Analysis, Formation and Inhibition of Cholesterol Oxidation Products in Foods: An Overview (Part I)


Cholesterol oxidation products (COPs) formed in cholesterol-containing foods during heating or illumination have been found to impart a potential hazard to health. Numerous studies have indicated that COPs may have several adverse biological effects, such as mutagenicity, carcinogenicity, angiotoxicity, cytotoxicity, atherogenicity, atherosclerosis, cell membrane damage and inhibition of cholesterol biosynthesis. Therefore, the safety of COPs has become a major concern for the public. This paper is an overview of analysis, formation and inhibition of COPs in foods. COPs are routinely extracted by organic solvents, followed by saponification and solid phase extraction for enrichment of COPs, and separation and identification by thin-layer chromatography (TLC), high-performance liquid chromatography (HPLC) or gas chromatography-mass spectrometry (GC-MS).
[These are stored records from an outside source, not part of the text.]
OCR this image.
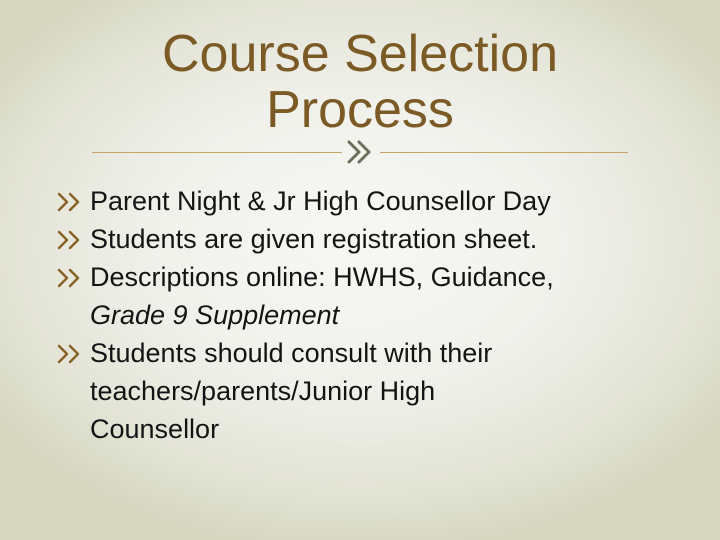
Course Selection
Process
Parent Night & Jr High Counsellor Day
Students are given registration sheet.
Descriptions online: HWHS, Guidance,
Grade 9 Supplement
Students should consult with their
teachers/parents/Junior High
Counsellor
The identification and quantification of COPs using the GC-MS technique was found to be rapid and sensitive, however, the formation of artifacts is a major drawback. The HPLC method failed to resolve several geometrical isomers, and double bond-free COPs such as isomeric 5,6-epoxides and triol could not be detected with UV. The oxidation of cholesterol can be accelerated by heating, pH, storage conditions, the presence of food components and other factors. Several COPs are commonly present in food systems, including 7α-OH, 7β-OH, 5,6α-EP, 5,6β-EP, 7-keto, 20α-OH, 25-OH and triol. Of these COPs, 5,6α-EP, 5,6β-EP, 7-keto, 20α-OH and 25-OH are primary oxidation products, while 7α-OH, 7β-OH and triol are secondary products. Some antioxidants have been found to reduce the formation of COPs in an appropriate concentration. Also, adequate packaging is necessary to provide a physical barrier for air and light, and thus minimize cholesterol oxidation. Further research is necessary to study how to inhibit COPs formation in foods.